In this study, the researchers hypothesised that a high dose would be superior to a low dose. The researchers conducted a randomised multicentre superiority trial. A total of 189 patients at four different centres, two in Norway and two in Sweden, were included in the study.
Patients assigned to the high-dose group performed eleven graded exercises lasting 70 to 90 minutes. Patients included in the low-dose group performed five graded exercises lasting 20 to 30 minutes.
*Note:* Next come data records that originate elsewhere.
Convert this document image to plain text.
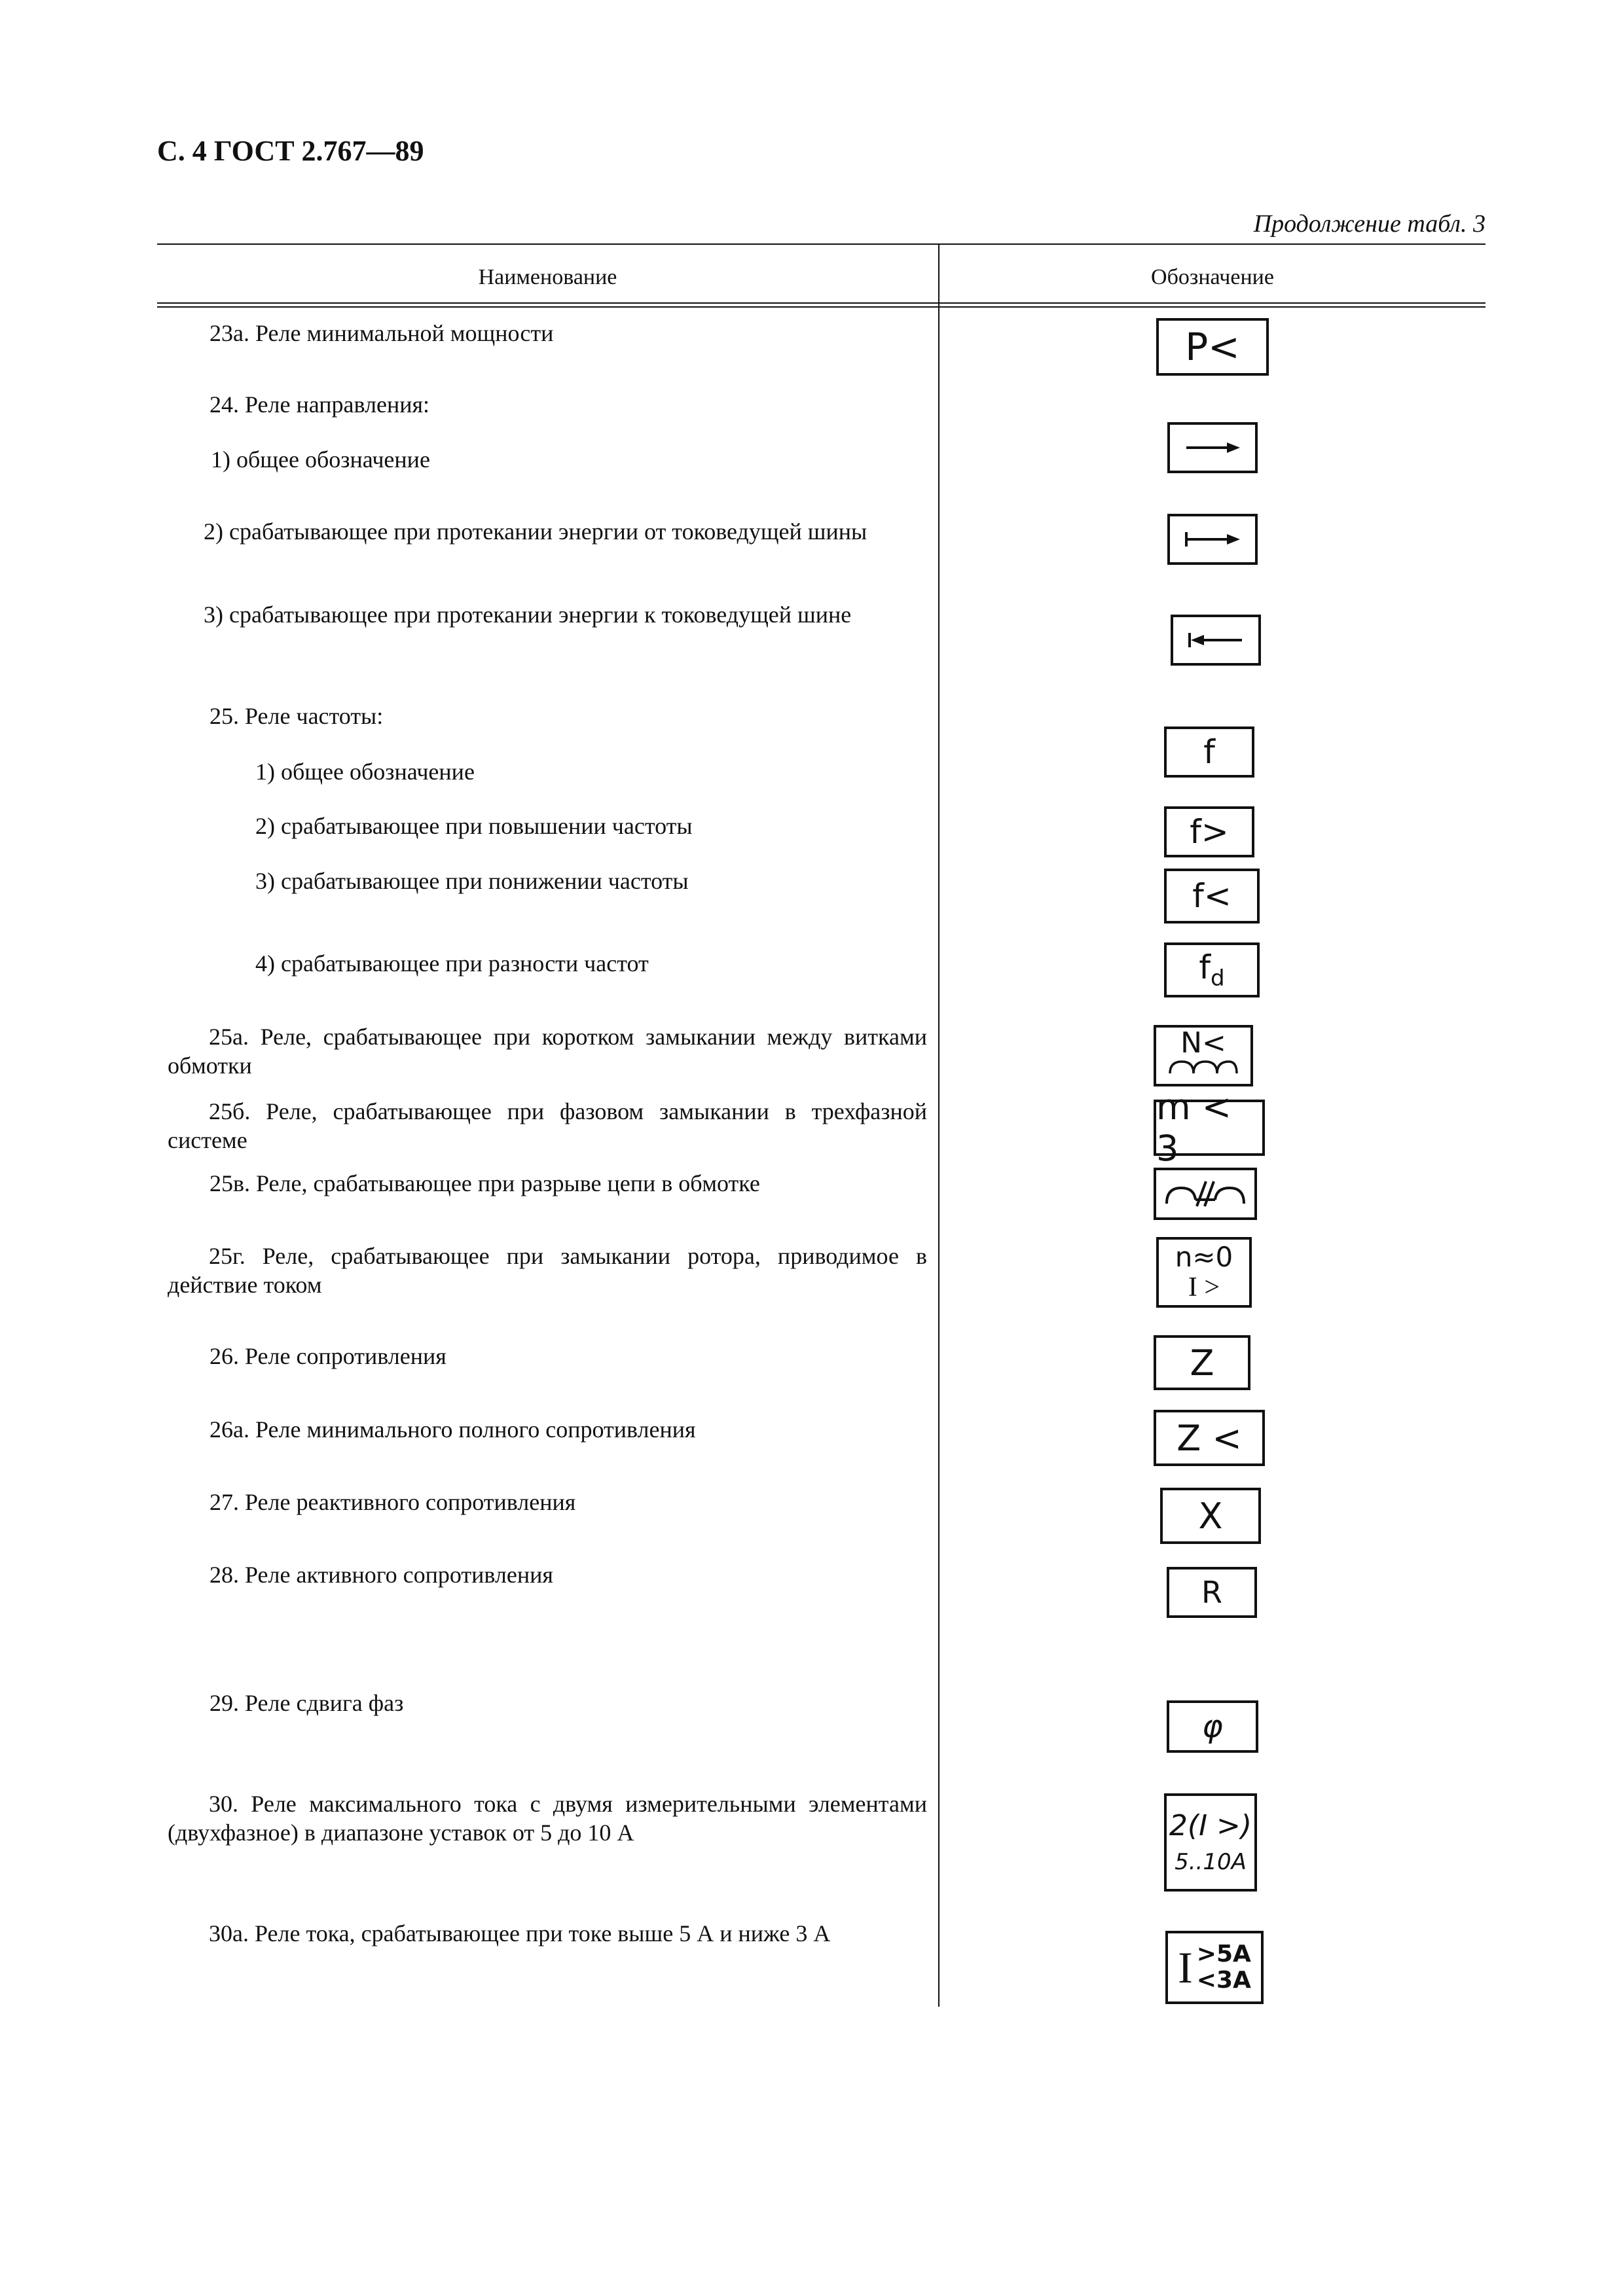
С. 4 ГОСТ 2.767—89
Продолжение табл. 3
Наименование	Обозначение
23а. Реле минимальной мощности
24. Реле направления:
1) общее обозначение
2) срабатывающее при протекании энергии от токоведущей шины
3) срабатывающее при протекании энергии к токоведущей шине
25. Реле частоты:
1) общее обозначение
2) срабатывающее при повышении частоты
3) срабатывающее при понижении частоты
4) срабатывающее при разности частот
25а. Реле, срабатывающее при коротком замыкании между витками обмотки
25б. Реле, срабатывающее при фазовом замыкании в трехфазной системе
25в. Реле, срабатывающее при разрыве цепи в обмотке
25г. Реле, срабатывающее при замыкании ротора, приводимое в действие током
26. Реле сопротивления
26а. Реле минимального полного сопротивления
27. Реле реактивного сопротивления
28. Реле активного сопротивления
29. Реле сдвига фаз
30. Реле максимального тока с двумя измерительными элементами (двухфазное) в диапазоне уставок от 5 до 10 А
30а. Реле тока, срабатывающее при токе выше 5 А и ниже 3 А
P<
f
f>
f<
$f_d$
N<
m < 3
n≈0
I >
Z
Z <
X
R
φ
2(I >)
5..10A
I >5A
<3A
Each patient received three treatments a week for twelve weeks.
The researchers measured results using the Knee Injury and Osteoarthritis Outcome Score (KOOS) twice a week for three months. This was repeated again at six and twelve months. The KOOS scores improved in both groups during each of the follow-up periods. These findings did not support the researchers’ hypothesis.
High-dose exercise could be better for active patients
The only visible advantage favouring high-dose exercise related to knee function during sports and recreation. Results regarding sports and recreation were notably better six months after the intervention and in the quality-of-life domain at six months.
The researchers have emphasised that high-dose treatment could be better than low-dose treatment in the long run for people who lead active lives.
However, the researchers also acknowledge that adherence could be an issue for high-dose exercise programmes. Those in the low-dose group had an almost perfect adherence to the intervention, while those in the high-dose group had a significantly higher drop-out rate.
“About half of the participants in both groups improved. Pain, quality of life and knee function improved. Because our study was designed as a superior trial, meaning that even though we failed to show that high-dose treatment is better than low-dose, our results do not imply that a low-dose exercise regimen is as beneficial as a high-dose regimen,” said Tom Arild Torstensen, physiotherapist and affiliated researcher at the Department of Neurobiology, Care Sciences and Society at Karolinska Institutet and first author of the study.